Unions feeling brunt of government shutdown
Stephon Johnson | 10/17/2013, 1:49 p.m.
Falling behind on rent, credit card payments and car payments, government employees who were furloughed due to the recent ideological battle in Congress are struggling.
Earlier this week, Rep. Carolyn Maloney of New York joined furloughed federal employees and union leaders to call for an end to the shutdown.
“We need to end it, I hope, tonight or tomorrow morning. The idea of violating our debt ceiling is so disturbing,” Maloney said. “A small group of conservatives are holding up the whole government, and they are making it clear that they will not move unless their ransom is paid.”
As a result of being furloughed, workers have been forced to stop filling out prescriptions and making mortgage payments. A furloughed union member even told WCBS radio that they went to a food pantry for the first time in their lives this weekend.
In New York City alone, 50,000 federal workers have been furloughed. Others have been forced to work without pay.
The nation’s largest teachers union has made a six-figure TV and online ad buy blaming “tea party Republicans” for the federal government shutdown that has lasted nearly two weeks. With the government nearing a debt ceiling collapse and working overtime to end the government shutdown, unions have pointed their collective finger at the GOP as the culprit in this mess.
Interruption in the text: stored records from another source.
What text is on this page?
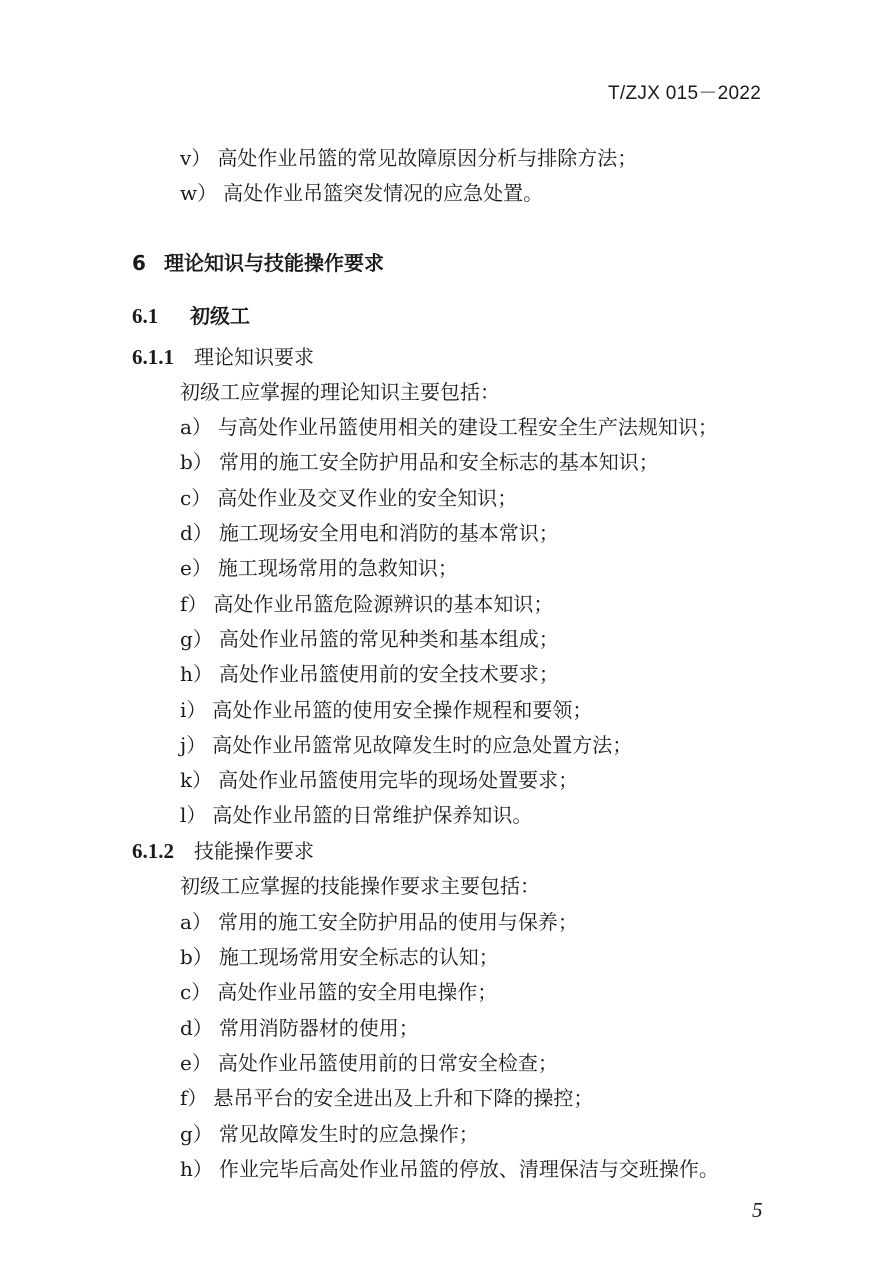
T/ZJX 015－2022
v） 高处作业吊篮的常见故障原因分析与排除方法；
w） 高处作业吊篮突发情况的应急处置。
6 理论知识与技能操作要求
6.1 初级工
6.1.1 理论知识要求
初级工应掌握的理论知识主要包括：
a） 与高处作业吊篮使用相关的建设工程安全生产法规知识；
b） 常用的施工安全防护用品和安全标志的基本知识；
c） 高处作业及交叉作业的安全知识；
d） 施工现场安全用电和消防的基本常识；
e） 施工现场常用的急救知识；
f） 高处作业吊篮危险源辨识的基本知识；
g） 高处作业吊篮的常见种类和基本组成；
h） 高处作业吊篮使用前的安全技术要求；
i） 高处作业吊篮的使用安全操作规程和要领；
j） 高处作业吊篮常见故障发生时的应急处置方法；
k） 高处作业吊篮使用完毕的现场处置要求；
l） 高处作业吊篮的日常维护保养知识。
6.1.2 技能操作要求
初级工应掌握的技能操作要求主要包括：
a） 常用的施工安全防护用品的使用与保养；
b） 施工现场常用安全标志的认知；
c） 高处作业吊篮的安全用电操作；
d） 常用消防器材的使用；
e） 高处作业吊篮使用前的日常安全检查；
f） 悬吊平台的安全进出及上升和下降的操控；
g） 常见故障发生时的应急操作；
h） 作业完毕后高处作业吊篮的停放、清理保洁与交班操作。
5
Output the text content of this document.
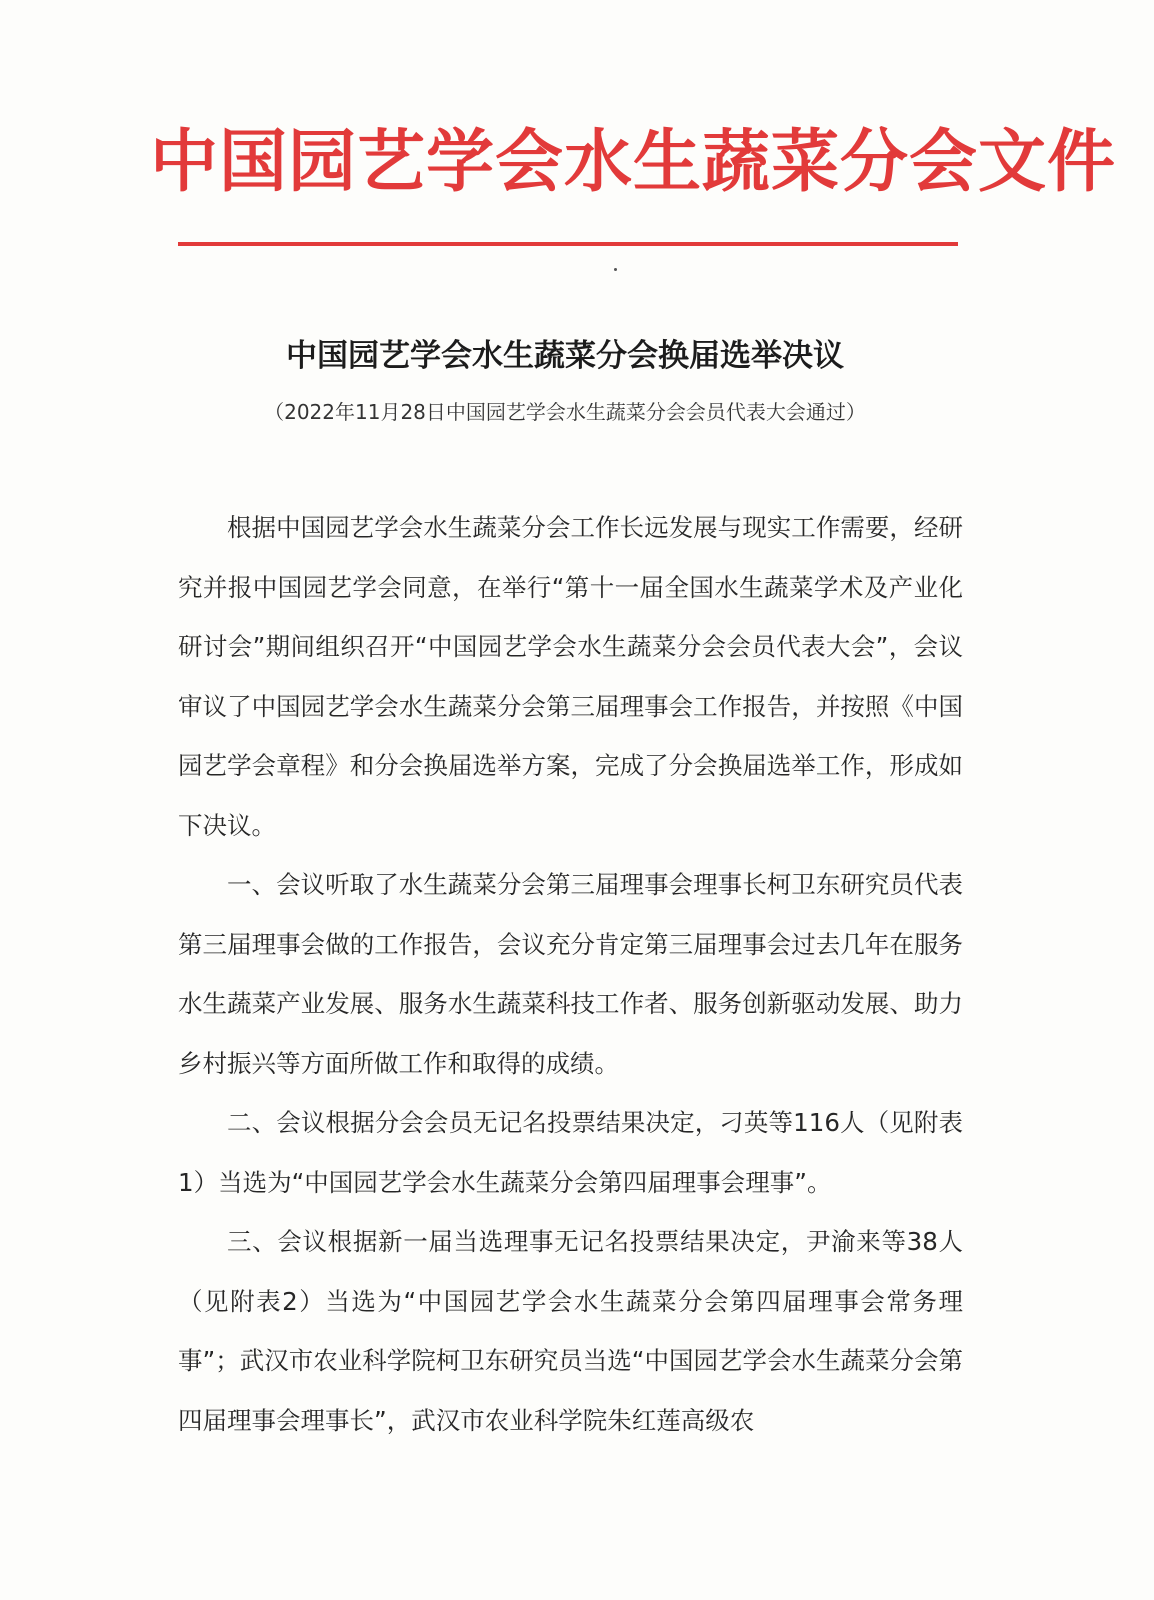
中国园艺学会水生蔬菜分会文件
中国园艺学会水生蔬菜分会换届选举决议
（2022年11月28日中国园艺学会水生蔬菜分会会员代表大会通过）

根据中国园艺学会水生蔬菜分会工作长远发展与现实工作需要，经研究并报中国园艺学会同意，在举行“第十一届全国水生蔬菜学术及产业化研讨会”期间组织召开“中国园艺学会水生蔬菜分会会员代表大会”，会议审议了中国园艺学会水生蔬菜分会第三届理事会工作报告，并按照《中国园艺学会章程》和分会换届选举方案，完成了分会换届选举工作，形成如下决议。

一、会议听取了水生蔬菜分会第三届理事会理事长柯卫东研究员代表第三届理事会做的工作报告，会议充分肯定第三届理事会过去几年在服务水生蔬菜产业发展、服务水生蔬菜科技工作者、服务创新驱动发展、助力乡村振兴等方面所做工作和取得的成绩。

二、会议根据分会会员无记名投票结果决定，刁英等116人（见附表1）当选为“中国园艺学会水生蔬菜分会第四届理事会理事”。

三、会议根据新一届当选理事无记名投票结果决定，尹渝来等38人（见附表2）当选为“中国园艺学会水生蔬菜分会第四届理事会常务理事”；武汉市农业科学院柯卫东研究员当选“中国园艺学会水生蔬菜分会第四届理事会理事长”，武汉市农业科学院朱红莲高级农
The National Education Association, the largest teachers’ union in the country, premiered ads that will run in Washington and four states. The ads single out Reps. Tom Cotton of Arkansas, Jeff Fortenberry of Nebraska, Tom Latham of Iowa and Chris Collins of New York. In the series of ads, titled “Not a Game,” the NEA accuses House Republicans of playing a political “game,” which has led to cuts in education and tens of thousands of students not being able to attend Head Start preschool classes.
Another advocacy group, Americans United for Change, announced a six-figure purchase of ad space targeting 10 Republicans as well. According to a recent Wall Street Journal/NBC poll, voters blame Republicans for the shutdown more than Democrats by a 20-point margin.
American Federation of Government Employees President J. David Cox sent a letter to Obama urging him to declare a federal state of emergency for the shutdown so workers can collect zero interest loans from FEMA and force businesses to extend their lines of credit to employees.
“Mr. President, we ask that you … call upon the financial and business community to provide arrangements [for people to] skip mortgage payments, skip rent payments, skip car loan payments, skip education and other loan payments until this is all over,” the letter read.